神田須田町界隈の老舗料理店の軒行燈
明治・大正の面影を残す
神田須田町界隈の老舗料理店の軒行燈(神田須田町界隈)
明治から大正にかけて、神田須田町界隈は、日本橋・銀座と並んで東京で最もにぎやかな街の一つでした。その名残は、老舗料理店の軒先に吊り下げられた小粋な軒行燈に見ることができます。
(1)蕎麦屋「神田まつや」 1884年(明治17年)創業
二階のひさしに吊り下げられたふたつの大きな提灯、そして方形の屋根の軒行燈が特長です。昔は酒を飲むというと蕎麦屋へ行ったそうですが、「鬼平犯科帳」や「仕掛け人・藤枝梅安」などの作品で知られる池波正太郎もよく訪れたお店として知られています。
(2)あんこう鍋「いせ源」 1830年(天保元年)創業
都内では一軒しかないあんこう鍋の専門店です。緑青の吹いた切妻の軒行燈には「阿ん古う鍋 以せ源」と変体仮名で大書してあります。
(3)甘味処「竹むら」 1930年(昭和5年)創業
軒行燈は円い木の屋根、底には四つの脚が付き、「竹邑 志る古」と墨書してあります。揚まんじゅうのおいしいお店です。
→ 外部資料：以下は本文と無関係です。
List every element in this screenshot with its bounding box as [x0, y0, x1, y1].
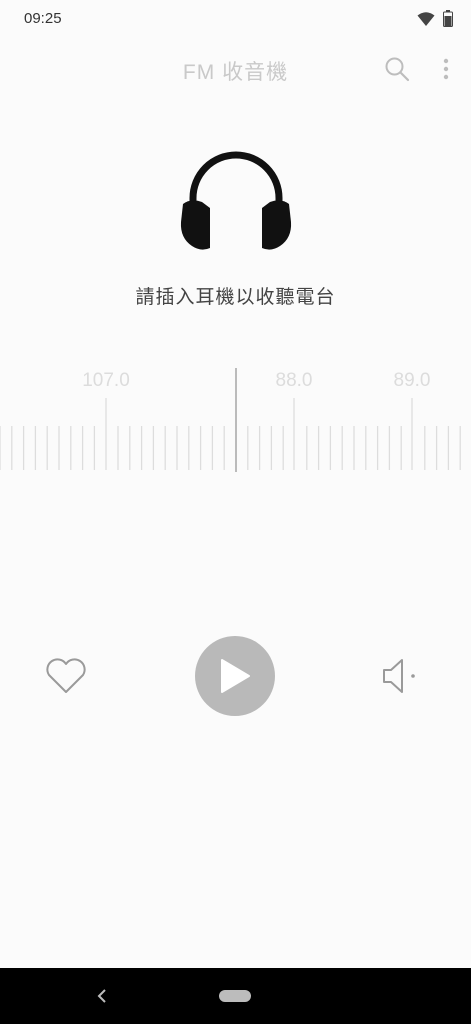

(4)鳥すきやき鍋「ぼたん」 1897年(明治30年)頃創業
「鳥」一文字が入った暖簾のさがる玄関は老舗料理店の雰囲気を醸し出しています。方形の軒行燈には「ぼ多ん」の変体仮名。この店の鳥すき鍋は炭火を使うので、座敷は畳ではなく籐が敷き詰めてあります。
(5)神田藪蕎麦 1880年(明治13年)創業
明治以来の伝統の味を伝える老舗で、今も多くの人に愛されています。2013年に起きた火事により東京都選定歴史的建造物であった建物は焼失してしまいましたが、2014年鉄骨鉄筋コンクリート造りで再建されました。焼け残った方形の軒行燈には「や婦”そば」の文字、玄関には隷書で「藪蕎麦」とあります。